一旦話は変わってゴミについて考えてみる。現代、人間の活動はゴミを出すことなしにはなし得ない。ましてや商活動においては。 仮にすべての人や会社が個別に出したゴミを処分しなさい、となったら本業とは関係ないところで出費を強いられることになる。

でも、ごみ処理というのはだいたいやることが決まっているし、個別にやるよりまとめてやったほうが効率が高い。だからみんなから税金という形で薄くお金を集めて巨大なゴミ処理場をたて、ゴミ収集車を走らせる。 行政がゴミの処理を提供することで、その地域でビジネスを展開するのがやりやすくなるわけだ。

前述のUber EATSしかりAmazonフルフィルメントしかり、商売を自分でやりたい人に本質的じゃないけどやらなきゃいけないこと/やったほうがいいことを提供することで商売を小さく始めやすく&小さく始めても多くの人にリーチできるようにするという点ではもうゴミ回収サービスと同じくらい公共性が高いように思う。

日本ではブロックされているけど本家Uberも都市の半公共交通機関となりつつある。Uberがある都市に展開するとその都市の交通網が強化され都市として魅力が高まるわけだ。

こういったものは行政サービスに加えて電気・ガス・携帯キャリアといったものに次ぐような準インフラ産業といってもよいように思う。

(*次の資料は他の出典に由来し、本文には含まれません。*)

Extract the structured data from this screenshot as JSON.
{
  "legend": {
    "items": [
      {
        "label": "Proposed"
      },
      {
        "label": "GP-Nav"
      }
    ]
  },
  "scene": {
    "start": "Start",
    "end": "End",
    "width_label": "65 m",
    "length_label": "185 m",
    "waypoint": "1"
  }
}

で、やっぱり問題なのはそこを国外の企業が握っているというところだと思う。そこが儲かっているということは、日本から富が流出しているということになる。 ふるさと納税で東京から税収が逃げていって富が流出しているのと同じように、日本から富が流出しているわけだ。もちろん新しいビジネスが生まれて富が創出される効果があるのも事実だが。

こういう「インフラ」の再発明という発想、ITの世界ではもっと先行されている。日本の「レンタルサーバー屋」というのはほんとにただサーバーを借りられるというだけでそのうえに乗せるものは知らないですねというところばかりだ。月額いくら払ってくれたらこれだけはやりますよあとは知りませんという態度だ。 たとえばさくらインターネットのサービス一覧は1枚のページに収まっている。

www.sakura.ad.jp

一方AWSやGCPといったところは色々こんなのあると便利でしょう、みなさんのビジネスにとってはこんなところに煩わされるのは本質的じゃないですよね、我々が代わりに作っておきあました!ととてもホスピタリティが高い。 ほんとに小さいサービスのうちから自分たちの運営するプラットフォームを利用してもらい、もろもろ便利なやつらを利用してたくさん儲かる大きなサービスに成長してもらう。 そうなったときにはたくさん料金払ってねと二人三脚で進んでいけるようになっている。 (その代わり進めば進むほど二人三脚をほどきづらくなっていく)

ホスピタリティが高いのは決して優しいからじゃなくて、自分たちのプラットフォームが世界を独占して誰もが逃げられないようにするためなのではあるが、それでも利用者側としてはホスピタリティ高いなと感じてしまう。

さきほどとの対比としてAWSのサービス一覧。

aws.amazon.com

このまま行くと役所に限らず、日本の企業が「お役所仕事」をしている間に本物のホスピタリティを見せてくるグローバル企業が日本のインフラ産業にガッチリ食い込んで、その上での商活動からどんどん上前をはねていくことになる。

本当に徐々に植民地にされつつあるのかもしれない。